Mr Dart said it was about bringing the ocean experience to people who had never experienced it.

“We’re sharing the thrill of surfing with people who can’t get to the ocean,” he said.

“Ninety-nine per cent of the world has never surfed and I’m sure they would love to try.”

Hopes to open Yeppoon site to the public

The facility in Central Queensland is a prototype designed for research and development.

“We’ve sold two [licences] at the moment which are in the US … there will be two sites here in Australia,” Mr Dart said.

“We’re hoping at some stage to upgrade this facility here at Yeppoon so it is open to the public.

“We’ve had 550 inquiries from around the world and we’re just sifting through those and we’re sure within the next five to 10 years you’ll see 50 of these around the world.”
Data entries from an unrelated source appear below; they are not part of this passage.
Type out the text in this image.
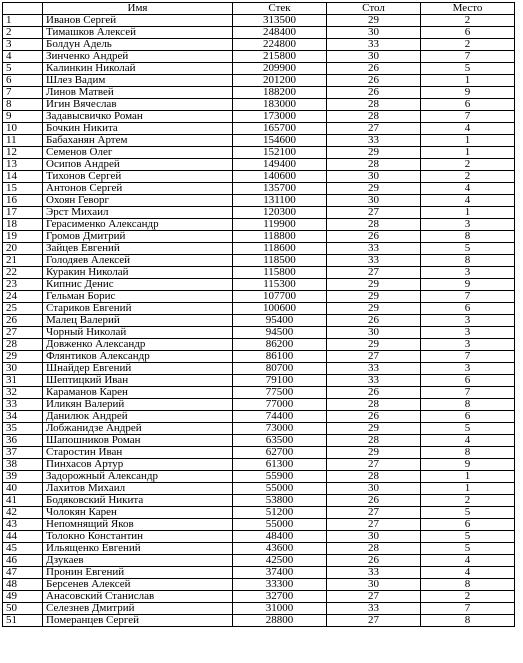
	Имя	Стек	Стол	Место
1	Иванов Сергей	313500	29	2
2	Тимашков Алексей	248400	30	6
3	Болдун Адель	224800	33	2
4	Зинченко Андрей	215800	30	7
5	Калинкин Николай	209900	26	5
6	Шлез Вадим	201200	26	1
7	Линов Матвей	188200	26	9
8	Игин Вячеслав	183000	28	6
9	Задавысвичко Роман	173000	28	7
10	Бочкин Никита	165700	27	4
11	Бабаханян Артем	154600	33	1
12	Семенов Олег	152100	29	1
13	Осипов Андрей	149400	28	2
14	Тихонов Сергей	140600	30	2
15	Антонов Сергей	135700	29	4
16	Охоян Геворг	131100	30	4
17	Эрст Михаил	120300	27	1
18	Герасименко Александр	119900	28	3
19	Громов Дмитрий	118800	26	8
20	Зайцев Евгений	118600	33	5
21	Голодяев Алексей	118500	33	8
22	Куракин Николай	115800	27	3
23	Кипнис Денис	115300	29	9
24	Гельман Борис	107700	29	7
25	Стариков Евгений	100600	29	6
26	Малец Валерий	95400	26	3
27	Чорный Николай	94500	30	3
28	Довженко Александр	86200	29	3
29	Флянтиков Александр	86100	27	7
30	Шнайдер Евгений	80700	33	3
31	Шептицкий Иван	79100	33	6
32	Караманов Карен	77500	26	7
33	Иликян Валерий	77000	28	8
34	Данилюк Андрей	74400	26	6
35	Лобжанидзе Андрей	73000	29	5
36	Шапошников Роман	63500	28	4
37	Старостин Иван	62700	29	8
38	Пинхасов Артур	61300	27	9
39	Задорожный Александр	55900	28	1
40	Лахитов Михаил	55000	30	1
41	Бодяковский Никита	53800	26	2
42	Чолокян Карен	51200	27	5
43	Непомнящий Яков	55000	27	6
44	Толокно Константин	48400	30	5
45	Ильященко Евгений	43600	28	5
46	Дзукаев	42500	26	4
47	Пронин Евгений	37400	33	4
48	Берсенев Алексей	33300	30	8
49	Анасовский Станислав	32700	27	2
50	Селезнев Дмитрий	31000	33	7
51	Померанцев Сергей	28800	27	8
Sustainable surfboards on trial at site

Also on trial at the pool is a sustainable surfboard that is designed to reduce the amount of waste from snapped surfboards going to landfill.

“It happens, they break sometimes,” said Notox board rider Sam Heazlett.

“We hope the way Notox make their boards are more sustainable and we don’t waste as much as other companies.

“They produce 1 kilo of waste instead of the normal 6 kilos for your average surfboard and 75 per cent of that is recyclable.

“They’re very good for the environment but also perform really well.”